With the approval of the federal budget for fiscal year 2025-26 from the lower house of the Parliament, the government is treading a delicate path between maintaining macroeconomic discipline and managing deep-seated structural inefficiencies, according to experts who spoke to WealthPK.

Though recent indicators suggested a modest recovery — such as a 2.68% GDP growth, single-digit inflation, and a current account surplus of $1.9 billion — the overall trajectory remained uneven and fragile. The budget, set at Rs17.57 trillion, aims to consolidate earlier gains while grappling with limited fiscal space.

With Rs8.21 trillion earmarked solely for interest payments and Rs2.55 trillion for defence, fiscal constraints have been further aggravated by the federal government’s diminishing share after provincial transfers under the 7th NFC Award. Experts, however, said that while the budget appeared to stabilise the fiscal deficit, it fell short of presenting a credible blueprint to revive investment and exports — two critical levers for long-term economic resilience.

Speaking to WealthPK, Muhammad Armughan, senior researcher at Federation of Pakistan Chambers of Commerce & Industry (FPCCI), noted that the Federal Budget 2025-26 projected gross revenue receipts of Rs19.27 trillion against total expenditures of Rs23.84 trillion, leaving a yawning fiscal deficit of Rs4.57 trillion.

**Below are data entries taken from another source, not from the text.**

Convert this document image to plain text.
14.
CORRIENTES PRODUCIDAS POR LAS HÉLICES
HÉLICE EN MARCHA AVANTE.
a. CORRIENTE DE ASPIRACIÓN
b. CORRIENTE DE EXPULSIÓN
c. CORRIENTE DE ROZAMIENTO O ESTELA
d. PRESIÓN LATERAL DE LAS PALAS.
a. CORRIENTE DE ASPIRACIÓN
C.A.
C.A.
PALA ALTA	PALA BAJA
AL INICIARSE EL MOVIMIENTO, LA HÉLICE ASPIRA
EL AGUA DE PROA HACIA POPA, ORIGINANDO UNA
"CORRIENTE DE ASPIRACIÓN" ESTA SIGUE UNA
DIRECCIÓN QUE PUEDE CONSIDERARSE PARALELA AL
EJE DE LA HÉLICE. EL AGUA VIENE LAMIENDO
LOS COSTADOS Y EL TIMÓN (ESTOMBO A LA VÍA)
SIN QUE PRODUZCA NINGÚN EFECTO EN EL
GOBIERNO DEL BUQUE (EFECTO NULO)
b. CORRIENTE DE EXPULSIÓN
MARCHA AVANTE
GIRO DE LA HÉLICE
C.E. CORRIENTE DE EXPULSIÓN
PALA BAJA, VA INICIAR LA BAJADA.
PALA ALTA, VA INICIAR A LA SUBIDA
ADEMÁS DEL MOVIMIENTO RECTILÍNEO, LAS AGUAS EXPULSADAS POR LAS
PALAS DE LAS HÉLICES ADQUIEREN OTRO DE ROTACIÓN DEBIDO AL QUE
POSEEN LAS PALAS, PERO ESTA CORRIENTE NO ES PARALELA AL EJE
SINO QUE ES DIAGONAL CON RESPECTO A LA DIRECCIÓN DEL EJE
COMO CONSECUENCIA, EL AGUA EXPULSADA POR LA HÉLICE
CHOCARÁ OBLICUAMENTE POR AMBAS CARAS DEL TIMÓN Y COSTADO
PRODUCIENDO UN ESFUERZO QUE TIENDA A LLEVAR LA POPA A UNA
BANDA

He cautioned that there was no clear mechanism in place to bridge this gap without intensifying reliance on extractive taxes or borrowing.

“Alarmingly, the budget lacks any innovative strategy to generate non-tax public revenue, an area that remains grossly untapped,” he added. Armughan pointed to the monetisation of underutilised state assets, commonly referred to as “dead capital,” as a missed opportunity. “These assets, if converted into public-facing commercial utilities such as parking plazas, job-seeker hostels, or retail units, could relieve urban congestion and generate steady income streams.”

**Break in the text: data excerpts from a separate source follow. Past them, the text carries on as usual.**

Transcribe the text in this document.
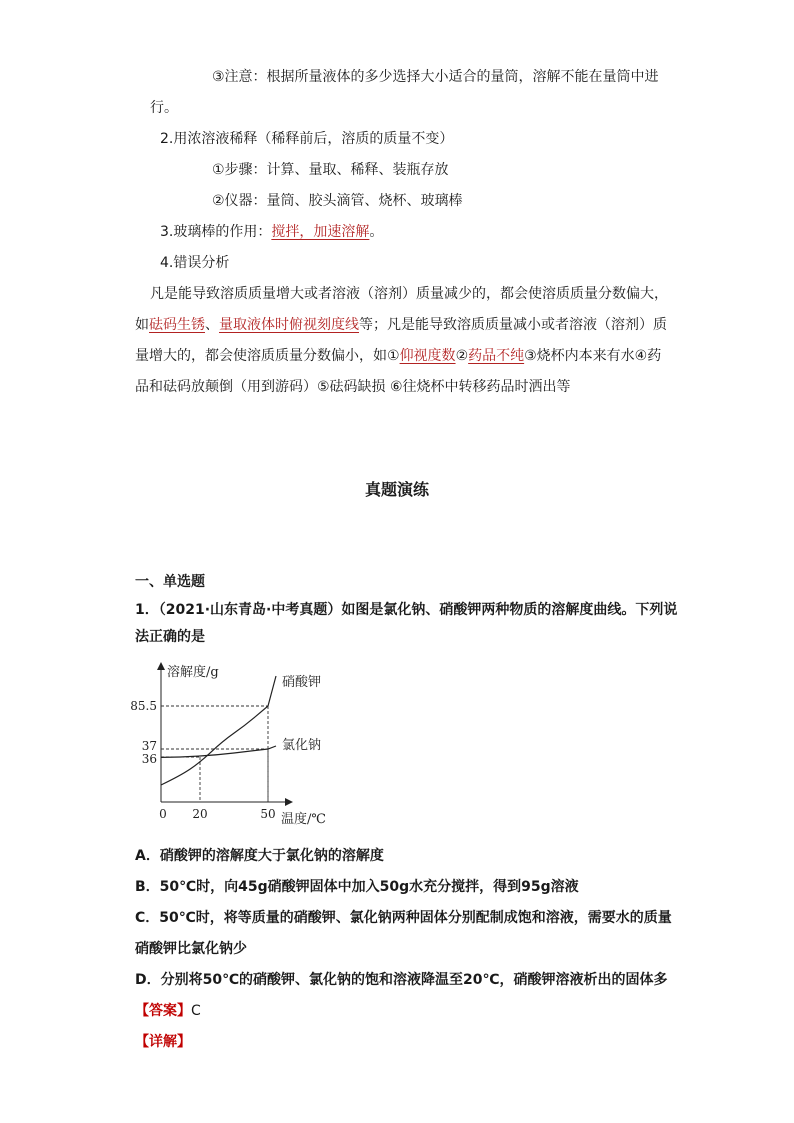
③注意：根据所量液体的多少选择大小适合的量筒，溶解不能在量筒中进
行。
2.用浓溶液稀释（稀释前后，溶质的质量不变）
①步骤：计算、量取、稀释、装瓶存放
②仪器：量筒、胶头滴管、烧杯、玻璃棒
3.玻璃棒的作用：搅拌，加速溶解。
4.错误分析
凡是能导致溶质质量增大或者溶液（溶剂）质量减少的，都会使溶质质量分数偏大，
如砝码生锈、量取液体时俯视刻度线等；凡是能导致溶质质量减小或者溶液（溶剂）质
量增大的，都会使溶质质量分数偏小，如①仰视度数②药品不纯③烧杯内本来有水④药
品和砝码放颠倒（用到游码）⑤砝码缺损 ⑥往烧杯中转移药品时洒出等
真题演练
一、单选题
1．（2021·山东青岛·中考真题）如图是氯化钠、硝酸钾两种物质的溶解度曲线。下列说
法正确的是
溶解度/g
温度/℃
85.5
37
36
0 20	50
硝酸钾
氯化钠
A．硝酸钾的溶解度大于氯化钠的溶解度
B．50℃时，向45g硝酸钾固体中加入50g水充分搅拌，得到95g溶液
C．50℃时，将等质量的硝酸钾、氯化钠两种固体分别配制成饱和溶液，需要水的质量
硝酸钾比氯化钠少
D．分别将50℃的硝酸钾、氯化钠的饱和溶液降温至20℃，硝酸钾溶液析出的固体多
【答案】C
【详解】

This would reduce urban housing pressures and lower migration costs for the youth while also encouraging job creation and strengthening fiscal capacity, he said. He further criticised the regressive nature of the current tax policy, especially its adverse impact on the business sector. “While it claims to offer relief to the salaried class, it disproportionately burdens the productive sector,” he said, referencing new withholding taxes, carbon levies, and taxation of green technologies like solar energy.

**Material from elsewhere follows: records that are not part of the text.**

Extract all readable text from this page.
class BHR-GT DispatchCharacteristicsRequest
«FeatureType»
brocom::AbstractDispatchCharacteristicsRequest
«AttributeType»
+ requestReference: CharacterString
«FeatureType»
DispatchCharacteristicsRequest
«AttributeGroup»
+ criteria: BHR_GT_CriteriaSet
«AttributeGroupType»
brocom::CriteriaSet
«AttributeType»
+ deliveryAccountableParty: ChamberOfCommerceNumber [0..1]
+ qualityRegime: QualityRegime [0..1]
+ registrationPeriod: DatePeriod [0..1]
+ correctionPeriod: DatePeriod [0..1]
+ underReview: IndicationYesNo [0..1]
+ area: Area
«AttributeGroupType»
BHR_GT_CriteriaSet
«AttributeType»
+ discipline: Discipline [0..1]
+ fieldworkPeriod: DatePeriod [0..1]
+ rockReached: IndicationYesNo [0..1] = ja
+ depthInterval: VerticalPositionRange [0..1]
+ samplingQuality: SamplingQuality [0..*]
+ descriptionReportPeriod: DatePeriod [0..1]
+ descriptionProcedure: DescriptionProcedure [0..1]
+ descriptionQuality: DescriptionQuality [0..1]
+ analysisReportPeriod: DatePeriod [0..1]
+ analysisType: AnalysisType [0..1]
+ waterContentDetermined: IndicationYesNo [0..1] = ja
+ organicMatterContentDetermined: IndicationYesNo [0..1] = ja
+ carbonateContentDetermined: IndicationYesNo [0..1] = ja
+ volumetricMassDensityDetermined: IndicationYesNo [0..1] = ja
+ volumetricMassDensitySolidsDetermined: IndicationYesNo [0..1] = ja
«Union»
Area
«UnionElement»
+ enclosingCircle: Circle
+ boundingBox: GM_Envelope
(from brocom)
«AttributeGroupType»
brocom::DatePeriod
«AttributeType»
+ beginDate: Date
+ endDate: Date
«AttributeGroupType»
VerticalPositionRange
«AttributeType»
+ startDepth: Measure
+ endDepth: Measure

In his view, such measures could stifle industrial growth and undermine the country’s climate goals. Echoing this cautious optimism, Farid Aliani, a Riyadh-based emerging markets macroeconomic analyst and investment strategist, acknowledged that “the FY26 budget is a credible step toward responsible growth,” aiming for over 4% GDP expansion while maintaining a primary surplus for the third consecutive year. He pointed to selective tariff reductions, digital tax enforcement, and privatisation as welcome steps toward improved productivity.

However, Aliani warned that “energy sector reforms are still lacking, human capital investment is insufficient, and the informal economy remains largely untapped.” He added that the relative economic calm seen in 2024 was driven by temporary external factors like remittances and lower inflation rather than genuine internal reform. “External inflows, not structural reforms, largely drove gains in inflation and reserves,” he stated, underlining the need for long-term policy coherence.

In conclusion, the FY26 budget appears fiscally sound but lacks the structural depth to inspire confidence in long-term growth. While discipline is visible in numbers, the absence of investment in human capital, failure to tap into informal markets, and neglect of asset monetisation keep Pakistan locked in a cycle of constrained recovery.